It is an indirect tax to the value added in the chain of production/selling of a product, being paid by the final consumer and collected from every previous member from the chain.
You're a final consumer when you cannot justify the buying as part of your "production process", thus you cannot claim a refund for the VAT.
For the ones in the middle of this chain, they add the VAT percetage to the product price (let say, 10%) to sell it, and collect the tax, while paying for the product or its part plus the same percentage over the price (since you earn money in this process and add value to the product, you're paying VAT over your costs that should be less than your income). In a monthly basis you net the bills payed and the bills collected, along with their respective VATs. The difference between the VAT you collected and the ones you paid would be the real tax ammount you have to pay.
As to prove it, you have to keep the copies from your bills and the bills you've paid. But you want to minimize your taxes, so you'll need a bill for every buy you make. The more bills you have, the less tax you'll pay. Thus, this enforces you to request the bills from your providers, since if you don't, you'd be paying the whole VAT tax from your pocket as if you were a final consumer. As a consecuence, every one in the chain maximize their income by avoiding the black market.
You may want to avoid collect the VAT and hide the transaction (i.e., sell in the black market), but your customer (the next guy in the chain) won't make the transaction unless you produce a bill allowing him to deduct the VAT.
For the IRS, the whole system can be controlled and the transactions audited: the copies from the bills you've made must match your customer's bill, both you and him reported them to the IRS as to minimize the tax, and you have to produce the bills and the copies under request.
So far, you have a virtuous cycle, the problem brings up with the final consumer, the one who ultimatelly pays the whole VAT from his pocket without a refund. He would request to buy from you without a bill to avoid the tax, but for you it'd be a problem to sell this way in a regular basis, because when you net the bills ti will look as you're losing money, which would be suspicious. Anyway, you could keep track fo your transactions as to sell to some of the final consumers without the VAT (let say, collecting half of the VAT amount for your pocket while saving the other half from your customer pocket), taking care not to look as if you were losing money. And if you manage to do so, this could kick back through the entire chain: you'd be able to make the same sort of arrangement with your providers, and so forth, eroding the system.
So the critical problem for the State is the way to control the final consumer's transactions.
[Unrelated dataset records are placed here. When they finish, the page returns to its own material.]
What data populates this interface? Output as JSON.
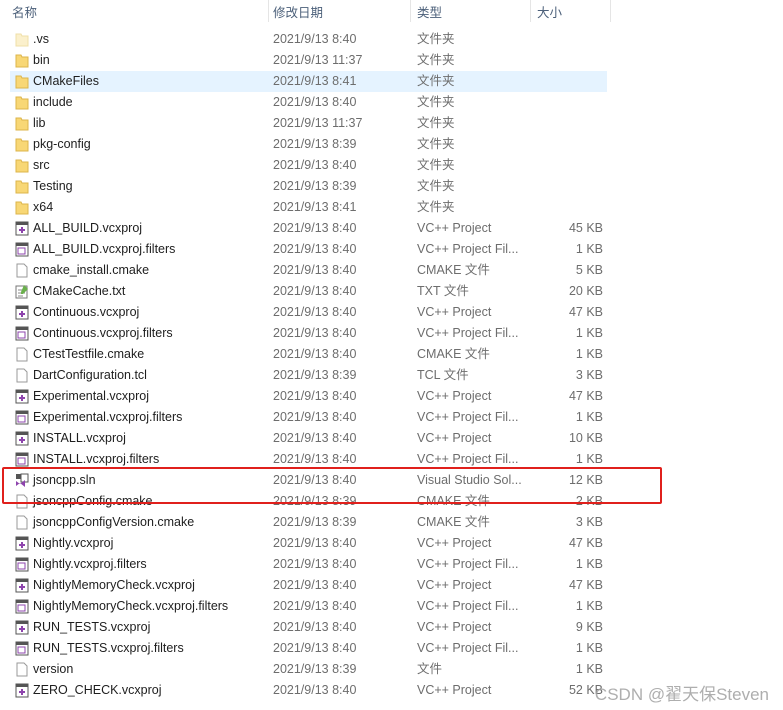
{
  "header": {
    "name": "名称",
    "date": "修改日期",
    "type": "类型",
    "size": "大小"
  },
  "files": [
    {
      "name": ".vs",
      "date": "2021/9/13 8:40",
      "type": "文件夹",
      "size": "",
      "icon": "folder-faded-icon"
    },
    {
      "name": "bin",
      "date": "2021/9/13 11:37",
      "type": "文件夹",
      "size": "",
      "icon": "folder-icon"
    },
    {
      "name": "CMakeFiles",
      "date": "2021/9/13 8:41",
      "type": "文件夹",
      "size": "",
      "icon": "folder-icon",
      "selected": true
    },
    {
      "name": "include",
      "date": "2021/9/13 8:40",
      "type": "文件夹",
      "size": "",
      "icon": "folder-icon"
    },
    {
      "name": "lib",
      "date": "2021/9/13 11:37",
      "type": "文件夹",
      "size": "",
      "icon": "folder-icon"
    },
    {
      "name": "pkg-config",
      "date": "2021/9/13 8:39",
      "type": "文件夹",
      "size": "",
      "icon": "folder-icon"
    },
    {
      "name": "src",
      "date": "2021/9/13 8:40",
      "type": "文件夹",
      "size": "",
      "icon": "folder-icon"
    },
    {
      "name": "Testing",
      "date": "2021/9/13 8:39",
      "type": "文件夹",
      "size": "",
      "icon": "folder-icon"
    },
    {
      "name": "x64",
      "date": "2021/9/13 8:41",
      "type": "文件夹",
      "size": "",
      "icon": "folder-icon"
    },
    {
      "name": "ALL_BUILD.vcxproj",
      "date": "2021/9/13 8:40",
      "type": "VC++ Project",
      "size": "45 KB",
      "icon": "vcxproj-icon"
    },
    {
      "name": "ALL_BUILD.vcxproj.filters",
      "date": "2021/9/13 8:40",
      "type": "VC++ Project Fil...",
      "size": "1 KB",
      "icon": "filters-icon"
    },
    {
      "name": "cmake_install.cmake",
      "date": "2021/9/13 8:40",
      "type": "CMAKE 文件",
      "size": "5 KB",
      "icon": "file-icon"
    },
    {
      "name": "CMakeCache.txt",
      "date": "2021/9/13 8:40",
      "type": "TXT 文件",
      "size": "20 KB",
      "icon": "text-file-icon"
    },
    {
      "name": "Continuous.vcxproj",
      "date": "2021/9/13 8:40",
      "type": "VC++ Project",
      "size": "47 KB",
      "icon": "vcxproj-icon"
    },
    {
      "name": "Continuous.vcxproj.filters",
      "date": "2021/9/13 8:40",
      "type": "VC++ Project Fil...",
      "size": "1 KB",
      "icon": "filters-icon"
    },
    {
      "name": "CTestTestfile.cmake",
      "date": "2021/9/13 8:40",
      "type": "CMAKE 文件",
      "size": "1 KB",
      "icon": "file-icon"
    },
    {
      "name": "DartConfiguration.tcl",
      "date": "2021/9/13 8:39",
      "type": "TCL 文件",
      "size": "3 KB",
      "icon": "file-icon"
    },
    {
      "name": "Experimental.vcxproj",
      "date": "2021/9/13 8:40",
      "type": "VC++ Project",
      "size": "47 KB",
      "icon": "vcxproj-icon"
    },
    {
      "name": "Experimental.vcxproj.filters",
      "date": "2021/9/13 8:40",
      "type": "VC++ Project Fil...",
      "size": "1 KB",
      "icon": "filters-icon"
    },
    {
      "name": "INSTALL.vcxproj",
      "date": "2021/9/13 8:40",
      "type": "VC++ Project",
      "size": "10 KB",
      "icon": "vcxproj-icon"
    },
    {
      "name": "INSTALL.vcxproj.filters",
      "date": "2021/9/13 8:40",
      "type": "VC++ Project Fil...",
      "size": "1 KB",
      "icon": "filters-icon"
    },
    {
      "name": "jsoncpp.sln",
      "date": "2021/9/13 8:40",
      "type": "Visual Studio Sol...",
      "size": "12 KB",
      "icon": "sln-icon"
    },
    {
      "name": "jsoncppConfig.cmake",
      "date": "2021/9/13 8:39",
      "type": "CMAKE 文件",
      "size": "2 KB",
      "icon": "file-icon"
    },
    {
      "name": "jsoncppConfigVersion.cmake",
      "date": "2021/9/13 8:39",
      "type": "CMAKE 文件",
      "size": "3 KB",
      "icon": "file-icon"
    },
    {
      "name": "Nightly.vcxproj",
      "date": "2021/9/13 8:40",
      "type": "VC++ Project",
      "size": "47 KB",
      "icon": "vcxproj-icon"
    },
    {
      "name": "Nightly.vcxproj.filters",
      "date": "2021/9/13 8:40",
      "type": "VC++ Project Fil...",
      "size": "1 KB",
      "icon": "filters-icon"
    },
    {
      "name": "NightlyMemoryCheck.vcxproj",
      "date": "2021/9/13 8:40",
      "type": "VC++ Project",
      "size": "47 KB",
      "icon": "vcxproj-icon"
    },
    {
      "name": "NightlyMemoryCheck.vcxproj.filters",
      "date": "2021/9/13 8:40",
      "type": "VC++ Project Fil...",
      "size": "1 KB",
      "icon": "filters-icon"
    },
    {
      "name": "RUN_TESTS.vcxproj",
      "date": "2021/9/13 8:40",
      "type": "VC++ Project",
      "size": "9 KB",
      "icon": "vcxproj-icon"
    },
    {
      "name": "RUN_TESTS.vcxproj.filters",
      "date": "2021/9/13 8:40",
      "type": "VC++ Project Fil...",
      "size": "1 KB",
      "icon": "filters-icon"
    },
    {
      "name": "version",
      "date": "2021/9/13 8:39",
      "type": "文件",
      "size": "1 KB",
      "icon": "file-icon"
    },
    {
      "name": "ZERO_CHECK.vcxproj",
      "date": "2021/9/13 8:40",
      "type": "VC++ Project",
      "size": "52 KB",
      "icon": "vcxproj-icon"
    }
  ],
  "watermark": "CSDN @翟天保Steven"
}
There are other weak points. For example, in order to cheat, you may duplicate the bills, reporting and producing fake bills with lesser ammounts than the original ones (you reduce your claimed income, thus reducing the tax you'd pay from your pocket). This turns into a huge bureaucratic effort from the State in order to match the bills to detect the fraudulent ones, and in order to minimize this effort, this auditing process could be distributed by means of including new actors into the scene, like requesting the bills forms to be printed and enumerated by a trusted printing company whose identification will be stamped in every form, that reports this process back to the IRS.
Those problems have no easy solution, and the effort to solve them increases the costs, as an expense to the chain members, and indirectly as an operative expense to the State that must be covered by the same VAT. This increases the impact to the final consumer, reducing his aquisitive power and eroding the market. Because of this it is said the VAT is a regressive tax.